I'm very interested to learn about Glenn Gould's views on jazz, and, in particular, on the jazz pianists contemporaneous with himself. I would imagine (and seem in fact to recall reading somewhere) that he was not especially keen on the whole genre, perhaps because of the improvisatory qualities normally inherent therein. Those qualities would seem to go quite against his often rather rigorous (conservative?) stance towards musical structure and argument, his evincing a particular disregard towards the ornamental digressions and frivolities of such a composer as Chopin, for instance, who's own often 'improvisatory' style he perhaps felt detracted from far more important musical considerations such as long-range tonal tensions, thematic development, and counterpoint, of course. And those are aspects of music which are not associated with jazz, necessarily!

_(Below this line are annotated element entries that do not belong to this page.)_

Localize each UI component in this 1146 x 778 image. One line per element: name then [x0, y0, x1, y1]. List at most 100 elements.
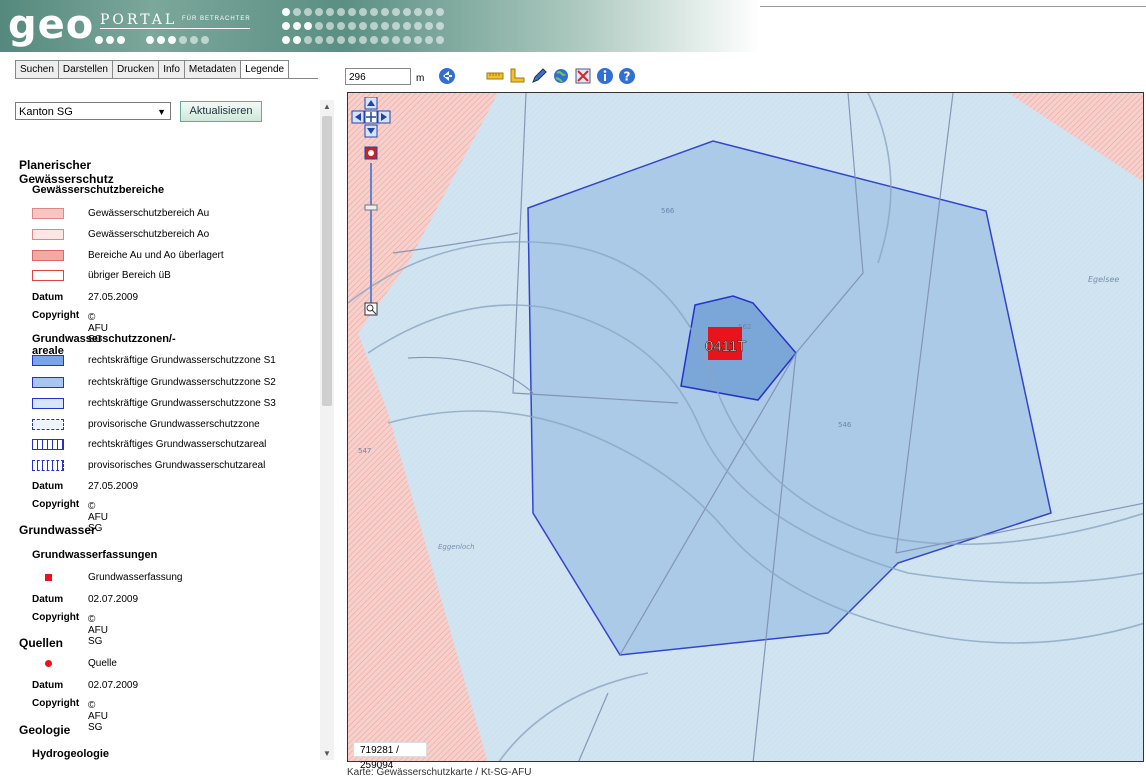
- legend-item: Gewässerschutzbereich Ao: [32, 227, 209, 241]
- datum-value: 27.05.2009: [88, 481, 139, 492]
- swatch-wrap: [32, 659, 64, 667]
- header-rule: [760, 6, 1146, 7]
- legend-item-label: Bereiche Au und Ao überlagert: [88, 249, 224, 261]
- legend-item: provisorisches Grundwasserschutzareal: [32, 458, 265, 472]
- legend-scrollbar[interactable]: ▲ ▼: [320, 100, 334, 760]
- swatch-ao: [32, 228, 64, 240]
- pan-up-icon[interactable]: [364, 97, 378, 110]
- legend-item-label: Grundwasserfassung: [88, 571, 183, 583]
- legend-item: rechtskräftiges Grundwasserschutzareal: [32, 437, 266, 451]
- height-label: 566: [661, 207, 675, 215]
- pan-right-icon[interactable]: [377, 110, 391, 124]
- scroll-up-icon[interactable]: ▲: [323, 102, 331, 111]
- height-label: 546: [838, 421, 852, 429]
- legend-group-title: Gewässerschutzbereiche: [32, 184, 165, 196]
- tab-bar: Suchen Darstellen Drucken Info Metadaten…: [15, 60, 290, 79]
- place-label: Egelsee: [1088, 275, 1119, 284]
- swatch-s3: [32, 397, 64, 409]
- legend-item: Bereiche Au und Ao überlagert: [32, 248, 224, 262]
- legend-item-label: Gewässerschutzbereich Ao: [88, 228, 210, 240]
- copyright-value: © AFU SG: [88, 614, 108, 647]
- portal-subtitle: FÜR BETRACHTER: [182, 16, 251, 22]
- pan-down-icon[interactable]: [364, 124, 378, 138]
- tab-metadaten[interactable]: Metadaten: [183, 60, 241, 79]
- legend-section-title: Geologie: [19, 723, 71, 737]
- copyright-label: Copyright: [32, 698, 80, 709]
- pencil-icon[interactable]: [530, 67, 548, 85]
- legend-item-label: rechtskräftiges Grundwasserschutzareal: [88, 438, 267, 450]
- banner-dots: [146, 36, 209, 44]
- zoom-slider-thumb[interactable]: [364, 204, 378, 211]
- area-measure-icon[interactable]: [508, 67, 526, 85]
- ruler-icon[interactable]: [486, 67, 504, 85]
- datum-value: 02.07.2009: [88, 680, 139, 691]
- legend-item: rechtskräftige Grundwasserschutzzone S3: [32, 396, 276, 410]
- zoom-track[interactable]: [370, 163, 372, 313]
- tab-suchen[interactable]: Suchen: [15, 60, 58, 79]
- legend-item-label: provisorisches Grundwasserschutzareal: [88, 459, 266, 471]
- map-canvas[interactable]: 566 562 546 547 Egelsee Eggenloch 0411T: [347, 92, 1144, 762]
- swatch-overlap: [32, 249, 64, 261]
- pan-left-icon[interactable]: [351, 110, 365, 124]
- legend-item: Grundwasserfassung: [32, 570, 183, 584]
- copyright-label: Copyright: [32, 612, 80, 623]
- place-label: Eggenloch: [438, 543, 475, 551]
- clear-map-icon[interactable]: [574, 67, 592, 85]
- tab-legende[interactable]: Legende: [240, 60, 290, 79]
- legend-item-label: Quelle: [88, 657, 117, 669]
- swatch-provisional-areal: [32, 459, 64, 471]
- coordinate-readout: 719281 / 259094: [353, 742, 427, 771]
- tab-info[interactable]: Info: [158, 60, 184, 79]
- legend-section-title: Quellen: [19, 636, 64, 650]
- globe-icon[interactable]: [552, 67, 570, 85]
- datum-label: Datum: [32, 481, 64, 492]
- swatch-s2: [32, 376, 64, 388]
- scroll-down-icon[interactable]: ▼: [323, 749, 331, 758]
- copyright-value: © AFU SG: [88, 700, 108, 733]
- datum-label: Datum: [32, 594, 64, 605]
- map-drawing: 566 562 546 547 Egelsee Eggenloch 0411T: [348, 93, 1143, 761]
- datum-value: 27.05.2009: [88, 292, 139, 303]
- help-icon[interactable]: ?: [618, 67, 636, 85]
- swatch-wrap: [32, 573, 64, 581]
- legend-item-label: rechtskräftige Grundwasserschutzzone S1: [88, 354, 276, 366]
- swatch-s1: [32, 354, 64, 366]
- zoom-full-icon[interactable]: [364, 146, 378, 160]
- legend-item: provisorische Grundwasserschutzzone: [32, 417, 260, 431]
- legend-item-label: rechtskräftige Grundwasserschutzzone S3: [88, 397, 276, 409]
- zoom-box-icon[interactable]: [364, 302, 378, 316]
- header-banner: geo PORTAL FÜR BETRACHTER: [0, 0, 760, 52]
- legend-item: Quelle: [32, 656, 117, 670]
- legend-item: Gewässerschutzbereich Au: [32, 206, 209, 220]
- banner-dots: [282, 36, 444, 44]
- legend-section-title: Planerischer Gewässerschutz: [19, 158, 114, 186]
- scale-input[interactable]: 296: [345, 68, 411, 85]
- legend-section-title: Grundwasser: [19, 523, 96, 537]
- info-icon[interactable]: [596, 67, 614, 85]
- well-square-icon: [44, 573, 52, 581]
- update-button[interactable]: Aktualisieren: [180, 101, 262, 122]
- scale-unit: m: [416, 73, 425, 84]
- legend-item: übriger Bereich üB: [32, 268, 171, 282]
- spring-dot-icon: [44, 659, 52, 667]
- pan-center-icon[interactable]: [364, 110, 378, 124]
- tab-darstellen[interactable]: Darstellen: [57, 60, 112, 79]
- area-select[interactable]: Kanton SG ▼: [15, 102, 171, 120]
- legend-item-label: provisorische Grundwasserschutzzone: [88, 418, 260, 430]
- tab-drucken[interactable]: Drucken: [111, 60, 159, 79]
- map-navigation: [351, 97, 391, 316]
- back-arrow-icon[interactable]: [438, 67, 456, 85]
- legend-item-label: rechtskräftige Grundwasserschutzzone S2: [88, 376, 276, 388]
- svg-text:?: ?: [624, 70, 631, 84]
- datum-label: Datum: [32, 292, 64, 303]
- scroll-thumb[interactable]: [322, 116, 332, 406]
- datum-value: 02.07.2009: [88, 594, 139, 605]
- swatch-ub: [32, 269, 64, 281]
- portal-title: PORTAL: [100, 12, 178, 28]
- geo-logo: geo: [8, 2, 95, 48]
- well-label: 0411T: [705, 338, 746, 355]
- tab-underline: [15, 78, 318, 79]
- banner-rule: [100, 28, 250, 29]
- map-caption: Karte: Gewässerschutzkarte / Kt-SG-AFU: [347, 767, 532, 778]
- banner-dots: [282, 22, 444, 30]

But, on the other hand, perhaps the single most characteristic thing about fugues, say (which Gould felt, I think, in Bach's hands at least, to contain the most exciting possibilities for musical argument of any form), is surely their distinctive improvisatory quality! More accurately, the variegated ways in which they could take just one single idea (in most cases), and expose it to a myriad of different contexts without, crucially, any true structural underpinnings (as opposed to the treatment of themes in sonata form, for instance). And therein lies the paradox, it seems, where Gould is concerned. I just wonder whether he felt that the improvisatory qualities found in fugues, for instance, and that found in jazz, was really all that different in certain important respects. And if so, how? I use that as a rather specific example, but I would love to hear people's views on and insights into Gould's feelings generally towards jazz.